In the world of art, minimalism could be considered a form of minimum viable product.

MVP has become such a popular idea, that it has infiltrated many other areas of business and life beyond product launches. There is, however, an important distinction between minimalist art and minimum viable product design. Similarly, there is an important distinction between doing your job and seeing your work as art and science.

Minimum vs Maximum

Consider the Japanese art of flower arrangement Ikebana. Many of the arrangements have just a single flower. However, in these minimalist flower arrangements, every single aspect is carefully considered to evoke an emotional response and convey meaning. The shape of the pot, the color of the flower(s), and even the height and thickness of other stalks, leaves, or decorations are components that are carefully considered as part of the arrangement.

Style Rikka Shimputai – Art floral Ikebana

The purpose of minimalist artwork is not simply to reduce the complexity of the end result. In fact, to create truly great minimalist art is often far more difficult that creating something representational.

What makes ikebana and great minimalist artwork so striking, is the it can make you feel so much, with something that is seemingly so little.

This is what I would call: The Maximum Viable Emotional Response (“MVER”), and it is the secret of great communication, and hence the secret to great emails.

The Secret To Writing Incredible Emails

When I write an email to someone, I think to myself:

What will they see, and how will it make them feel?

Every single email that I write begins with this question. I must understand what I want them to see, and what I want them to feel. As I go about crafting the email, I am harnessing every ounce of empathy that I have.

During my writing process, I will often write a paragraph or two and then read what I’ve written, attempting to leave my own body and read the email as if I am the other person. From there I’ll continue writing, repeating the writing and reading process again and again until the email is complete.

I’ll obsess over the words that I use, understanding that each word subtly changes how my intentions, thoughts, opinions, and tone are received. I push myself to think about the emotional response any sentence might have on the recipient. I’m conscious of my use of the active tone and the passive voice. I read each sentence looking for ways it could be misinterpreted.

Before I hit send, I go line-by-line through each sentence, making sure that if every word were to be read, that I’d have delivered a piece of writing that accurately reflected my feelings, my tone, my intentions, and my goals for how the reader would react.

This is what I mean by treating your work as art and science. The real difference between product design and art, is that one seeks to do as little as possible in service of moving quickly, whereas the other seeks to produce the maximum possible reaction regardless of how much time it takes to create.

My goal with each email is to create the maximum viable emotional response…like art.

I continuously study the ways in which I can do that…like science.

Back Away From The Edge

My photography teacher once told me that the way to edit a digital photo is to push the levels and saturation until it’s a little too far, then pull back.

Original Photo Credit: Blake Richard Verdoorn on Unsplash

This lesson applies to your emails as well.

  • If you go too far, you may be seen as pandering.
  • If you don’t go far enough, you risk having your intentions misunderstood, or your goals ignored.

The balance exists by pushing your communications to the edge, and then pulling back just a bit.

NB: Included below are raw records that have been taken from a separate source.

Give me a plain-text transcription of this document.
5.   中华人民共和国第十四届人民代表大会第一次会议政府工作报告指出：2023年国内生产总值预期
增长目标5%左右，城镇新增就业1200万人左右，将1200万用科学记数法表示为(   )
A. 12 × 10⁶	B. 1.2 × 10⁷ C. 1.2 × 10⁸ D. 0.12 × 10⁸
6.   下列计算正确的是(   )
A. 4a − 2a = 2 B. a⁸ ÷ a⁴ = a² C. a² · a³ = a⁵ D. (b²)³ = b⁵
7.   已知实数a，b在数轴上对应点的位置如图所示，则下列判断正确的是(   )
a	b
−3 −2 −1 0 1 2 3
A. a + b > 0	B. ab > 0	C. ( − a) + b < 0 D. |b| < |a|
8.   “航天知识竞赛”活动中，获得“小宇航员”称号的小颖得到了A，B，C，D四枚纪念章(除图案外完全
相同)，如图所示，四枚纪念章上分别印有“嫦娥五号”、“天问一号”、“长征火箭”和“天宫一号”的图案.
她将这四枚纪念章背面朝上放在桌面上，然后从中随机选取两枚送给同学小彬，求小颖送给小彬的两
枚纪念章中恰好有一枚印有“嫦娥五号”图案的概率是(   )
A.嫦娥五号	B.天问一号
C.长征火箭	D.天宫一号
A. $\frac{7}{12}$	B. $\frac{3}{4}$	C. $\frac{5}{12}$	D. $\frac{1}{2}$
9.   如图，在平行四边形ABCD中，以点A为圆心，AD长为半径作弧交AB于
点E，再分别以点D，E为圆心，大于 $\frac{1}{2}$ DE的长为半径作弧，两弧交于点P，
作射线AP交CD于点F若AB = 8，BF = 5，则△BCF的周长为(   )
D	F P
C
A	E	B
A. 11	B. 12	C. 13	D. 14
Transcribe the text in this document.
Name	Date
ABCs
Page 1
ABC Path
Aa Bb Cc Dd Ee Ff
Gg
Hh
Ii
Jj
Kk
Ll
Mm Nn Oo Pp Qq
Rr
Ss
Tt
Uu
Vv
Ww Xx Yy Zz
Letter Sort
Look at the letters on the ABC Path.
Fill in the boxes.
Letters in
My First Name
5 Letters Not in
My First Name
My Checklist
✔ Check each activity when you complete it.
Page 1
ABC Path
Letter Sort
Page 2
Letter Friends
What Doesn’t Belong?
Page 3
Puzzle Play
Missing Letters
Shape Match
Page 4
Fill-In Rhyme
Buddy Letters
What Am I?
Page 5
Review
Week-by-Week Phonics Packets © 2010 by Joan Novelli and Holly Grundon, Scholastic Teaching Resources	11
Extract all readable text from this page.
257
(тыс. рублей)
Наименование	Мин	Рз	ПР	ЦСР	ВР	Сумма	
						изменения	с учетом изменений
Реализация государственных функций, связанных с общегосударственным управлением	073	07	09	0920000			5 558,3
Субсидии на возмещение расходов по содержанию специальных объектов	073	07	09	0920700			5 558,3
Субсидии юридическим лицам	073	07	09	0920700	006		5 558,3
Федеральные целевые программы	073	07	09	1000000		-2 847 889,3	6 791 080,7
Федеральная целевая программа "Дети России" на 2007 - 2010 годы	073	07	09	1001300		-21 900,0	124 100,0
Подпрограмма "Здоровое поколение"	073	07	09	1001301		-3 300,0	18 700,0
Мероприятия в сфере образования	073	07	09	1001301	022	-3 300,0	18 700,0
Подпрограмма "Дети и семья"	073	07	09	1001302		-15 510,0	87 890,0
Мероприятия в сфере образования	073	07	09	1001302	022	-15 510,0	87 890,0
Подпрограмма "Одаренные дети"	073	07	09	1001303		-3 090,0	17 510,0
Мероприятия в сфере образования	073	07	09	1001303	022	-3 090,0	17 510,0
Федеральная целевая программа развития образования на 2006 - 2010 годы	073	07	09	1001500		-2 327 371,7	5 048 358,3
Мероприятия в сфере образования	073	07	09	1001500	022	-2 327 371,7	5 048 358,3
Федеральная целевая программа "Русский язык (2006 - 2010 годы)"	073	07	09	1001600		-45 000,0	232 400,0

In dating this is the line between flirting and flattery, and in other aspects of life the point at which confidence and cockiness collide. You won’t know if you’ve gone too far until you’ve gone too far. However, you’ll never know if you’ve gone far enough if you treat your emails like a minimum viable product. Take the time. Put the work into it. Because your work is meaningful, treat it like art.

If you forget where to start, just ask yourself:

What will they see, and how will it make them feel?